A: Please read Introducing Dogs to Cats. It is vital that your dog doesn’t chase your kitties even if they run, and there are many ways you can do this in a humane way through positive training. Your kittens will stop running when your dog stops chasing. You can also order my book The Right Way the First Time (on positive dog training) or Training Your Dog the Humane Way to help you teach your new pup.

Copyright © Alana Stevenson 2012

Alana Stevenson can be contacted through her website AlanaStevenson.com. She provides consultations by phone and Skype.

About Alana Stevenson

Alana Stevenson can be contacted through her website www.AlanaStevenson.com. She has been professionally resolving feline behavioral problems for over ten years.
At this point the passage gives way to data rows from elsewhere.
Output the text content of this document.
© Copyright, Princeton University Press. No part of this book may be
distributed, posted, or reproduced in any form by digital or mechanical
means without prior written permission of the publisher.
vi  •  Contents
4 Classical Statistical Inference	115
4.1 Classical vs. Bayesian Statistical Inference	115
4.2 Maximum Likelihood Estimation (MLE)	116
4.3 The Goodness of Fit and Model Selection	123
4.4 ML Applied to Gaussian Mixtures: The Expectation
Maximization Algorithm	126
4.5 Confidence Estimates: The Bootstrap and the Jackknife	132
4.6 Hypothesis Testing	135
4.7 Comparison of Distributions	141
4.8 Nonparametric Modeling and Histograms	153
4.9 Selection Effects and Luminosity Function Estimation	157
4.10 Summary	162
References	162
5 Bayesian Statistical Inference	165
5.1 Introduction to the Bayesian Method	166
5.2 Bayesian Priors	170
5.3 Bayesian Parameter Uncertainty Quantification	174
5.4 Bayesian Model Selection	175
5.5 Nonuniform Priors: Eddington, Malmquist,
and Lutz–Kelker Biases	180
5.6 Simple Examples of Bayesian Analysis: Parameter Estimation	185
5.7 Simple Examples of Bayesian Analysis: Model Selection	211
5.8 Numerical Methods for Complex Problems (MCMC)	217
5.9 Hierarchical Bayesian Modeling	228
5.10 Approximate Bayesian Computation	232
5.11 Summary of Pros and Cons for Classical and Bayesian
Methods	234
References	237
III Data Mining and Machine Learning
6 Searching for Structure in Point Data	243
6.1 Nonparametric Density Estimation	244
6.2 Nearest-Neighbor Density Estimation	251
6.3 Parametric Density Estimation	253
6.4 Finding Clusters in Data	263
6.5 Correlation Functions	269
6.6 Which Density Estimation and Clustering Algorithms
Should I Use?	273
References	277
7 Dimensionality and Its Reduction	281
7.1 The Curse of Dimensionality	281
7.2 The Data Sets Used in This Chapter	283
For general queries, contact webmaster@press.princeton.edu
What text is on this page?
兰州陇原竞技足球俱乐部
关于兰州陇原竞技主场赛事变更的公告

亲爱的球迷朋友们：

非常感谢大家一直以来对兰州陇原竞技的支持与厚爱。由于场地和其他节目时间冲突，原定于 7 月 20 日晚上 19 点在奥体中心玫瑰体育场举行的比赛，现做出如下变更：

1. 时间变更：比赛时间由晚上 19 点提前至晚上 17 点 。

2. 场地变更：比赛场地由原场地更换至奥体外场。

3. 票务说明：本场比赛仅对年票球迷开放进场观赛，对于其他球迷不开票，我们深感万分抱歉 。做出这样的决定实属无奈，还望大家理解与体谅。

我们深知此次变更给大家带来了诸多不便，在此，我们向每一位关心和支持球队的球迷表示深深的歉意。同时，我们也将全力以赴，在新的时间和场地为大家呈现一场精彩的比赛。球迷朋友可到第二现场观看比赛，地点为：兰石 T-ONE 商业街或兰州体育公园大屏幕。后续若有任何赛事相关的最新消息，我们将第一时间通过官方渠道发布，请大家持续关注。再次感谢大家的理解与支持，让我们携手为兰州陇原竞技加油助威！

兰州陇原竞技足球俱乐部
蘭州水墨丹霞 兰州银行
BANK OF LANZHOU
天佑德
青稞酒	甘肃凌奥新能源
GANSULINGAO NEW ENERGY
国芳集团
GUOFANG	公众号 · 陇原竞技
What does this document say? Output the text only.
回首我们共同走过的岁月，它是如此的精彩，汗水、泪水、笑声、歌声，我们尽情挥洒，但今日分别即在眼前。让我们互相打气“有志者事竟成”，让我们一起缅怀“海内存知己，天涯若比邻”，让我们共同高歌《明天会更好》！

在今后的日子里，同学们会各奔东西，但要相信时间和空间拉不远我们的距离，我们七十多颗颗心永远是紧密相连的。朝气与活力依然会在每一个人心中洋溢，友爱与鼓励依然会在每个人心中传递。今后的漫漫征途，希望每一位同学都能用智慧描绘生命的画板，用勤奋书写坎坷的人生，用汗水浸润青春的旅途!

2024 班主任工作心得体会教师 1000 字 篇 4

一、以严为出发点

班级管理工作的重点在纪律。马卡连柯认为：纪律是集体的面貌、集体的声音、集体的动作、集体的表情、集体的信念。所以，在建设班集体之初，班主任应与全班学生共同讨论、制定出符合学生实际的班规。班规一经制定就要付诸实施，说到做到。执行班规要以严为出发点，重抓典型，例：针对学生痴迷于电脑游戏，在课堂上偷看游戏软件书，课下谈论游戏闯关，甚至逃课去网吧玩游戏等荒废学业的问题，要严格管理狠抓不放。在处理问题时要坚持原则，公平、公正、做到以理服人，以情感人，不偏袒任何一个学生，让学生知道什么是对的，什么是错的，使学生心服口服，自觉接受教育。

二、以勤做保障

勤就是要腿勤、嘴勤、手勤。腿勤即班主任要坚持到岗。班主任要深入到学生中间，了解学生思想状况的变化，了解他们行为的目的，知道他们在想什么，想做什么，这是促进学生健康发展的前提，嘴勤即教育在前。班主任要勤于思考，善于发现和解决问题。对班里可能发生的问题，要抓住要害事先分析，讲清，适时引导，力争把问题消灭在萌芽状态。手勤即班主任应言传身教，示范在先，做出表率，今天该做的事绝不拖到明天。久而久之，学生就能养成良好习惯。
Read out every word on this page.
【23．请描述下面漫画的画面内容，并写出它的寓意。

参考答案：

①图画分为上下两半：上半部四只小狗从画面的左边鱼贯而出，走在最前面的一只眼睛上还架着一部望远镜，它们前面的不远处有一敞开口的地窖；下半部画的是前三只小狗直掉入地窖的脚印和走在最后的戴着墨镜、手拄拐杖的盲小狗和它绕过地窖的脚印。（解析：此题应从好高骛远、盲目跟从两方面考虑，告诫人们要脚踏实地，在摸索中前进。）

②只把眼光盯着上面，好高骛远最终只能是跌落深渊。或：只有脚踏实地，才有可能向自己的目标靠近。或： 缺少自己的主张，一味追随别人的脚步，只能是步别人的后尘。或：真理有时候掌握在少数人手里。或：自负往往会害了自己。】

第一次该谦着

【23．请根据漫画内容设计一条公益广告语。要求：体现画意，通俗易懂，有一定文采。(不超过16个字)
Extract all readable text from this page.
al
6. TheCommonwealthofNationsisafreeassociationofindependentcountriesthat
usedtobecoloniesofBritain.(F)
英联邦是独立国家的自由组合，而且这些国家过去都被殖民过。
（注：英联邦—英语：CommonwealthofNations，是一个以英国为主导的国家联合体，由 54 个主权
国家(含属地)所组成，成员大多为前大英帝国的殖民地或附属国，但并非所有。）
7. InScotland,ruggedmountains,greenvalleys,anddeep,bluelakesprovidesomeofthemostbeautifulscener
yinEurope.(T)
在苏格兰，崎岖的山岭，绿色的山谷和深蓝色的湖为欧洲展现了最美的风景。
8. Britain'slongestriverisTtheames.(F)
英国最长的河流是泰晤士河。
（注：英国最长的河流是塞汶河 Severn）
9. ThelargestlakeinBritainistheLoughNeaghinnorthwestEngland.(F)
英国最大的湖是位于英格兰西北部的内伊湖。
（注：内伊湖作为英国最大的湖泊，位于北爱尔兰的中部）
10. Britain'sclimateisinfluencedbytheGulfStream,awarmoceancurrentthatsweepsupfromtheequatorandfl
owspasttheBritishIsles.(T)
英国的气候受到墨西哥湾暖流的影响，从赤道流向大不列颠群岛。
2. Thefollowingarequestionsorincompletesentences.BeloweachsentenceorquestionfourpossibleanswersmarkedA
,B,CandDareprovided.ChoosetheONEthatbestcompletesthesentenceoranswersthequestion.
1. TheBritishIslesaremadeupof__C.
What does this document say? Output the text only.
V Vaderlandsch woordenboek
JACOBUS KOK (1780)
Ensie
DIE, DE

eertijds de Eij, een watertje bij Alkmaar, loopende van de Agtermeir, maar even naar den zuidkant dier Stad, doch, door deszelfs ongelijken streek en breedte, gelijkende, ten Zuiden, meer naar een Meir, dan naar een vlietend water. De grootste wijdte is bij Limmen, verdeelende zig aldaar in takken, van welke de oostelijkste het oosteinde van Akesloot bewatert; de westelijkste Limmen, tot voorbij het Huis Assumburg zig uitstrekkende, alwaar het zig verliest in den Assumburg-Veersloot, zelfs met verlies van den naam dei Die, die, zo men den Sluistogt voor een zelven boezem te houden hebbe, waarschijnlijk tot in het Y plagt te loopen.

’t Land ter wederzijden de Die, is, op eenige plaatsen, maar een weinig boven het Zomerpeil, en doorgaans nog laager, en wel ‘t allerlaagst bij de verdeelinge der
Alana has a Master of Science in Biology education, and holds professional memberships with the Animal Behavior Society, the American Association of Feline Practitioners, the International Society for Applied Ethology, the Association of Companion Animal Behavior Counselors, the Association of Animal Behavior Professionals, and the International Association of Animal Massage and Bodywork.

Comments

  1. carol kalpakoff says on  December 20, 2012 at 5:06 pm

    What would make a female spray all the time. I have had this female simese cat that was a rescue. She has now been spayed and socialized and lives indoors with 8 others cats.she sprays everything including me. She seems like she does it when she gets mad at me. She sprays right in front of me and its driving me crazy. Nothing is safe my counters fresh clean laundry what can I do to stop this ugly behavior.

    Reply
    • Alana Stevenson says on  December 20, 2012 at 5:53 pm

      The first step will be to have her checked medically to rule out a urinary tract infection etc. It will be important to have a urinalysis and most likely, urine culture performed, and possibly blood work. Please check with your veterinarian. Behaviorally, there can be issues with the litter boxes and/or dynamics of the cats in the home. There is a good chance you have all three (urinary issue, litter box issue, and antagonism or anxiety between cats).

      Reply
  2. Beth says on  January 20, 2013 at 3:11 pm

    Can I train my kitten to use the litter box? I have a 4 month old kitten who won’t use the litter box, only wants to eliminate on a towel (will neither urinate nor defecate in litter box). Will go on carpet if towel isn’t available. His siblings and mom use the litter box fine. I think perhaps he associates the litter box with discomfort. He had early pica symptoms, eating non food items, and suffered pain when eliminating these non food materials (plastic, wiring, rubber, clumping litter, etc). Although he still bites things like all kittens do, the pica or swallowing items seems to be gone. I NEED HELP! I’m constantly laundering towels and he has ruined the carpet in the room where I now have him quarantined. Even with copious use of enzyme cleaners, the room still smells like urine and the carpet will have to be ripped out I fear. Also, the kitten won’t be adoptable unless I can train him to use the litter box. Otherwise, he is a beautiful, charming, playful, long haired male kitten with huge irresistible eyes. He’s had a blood test by a vet and there are no medical issues to cause any of this behavior. I assume the pica may have been caused by teething and the litter aversion therefore caused by discomfort during elimination (caused by the pica). Also, he seems to prefer corners or hidden areas.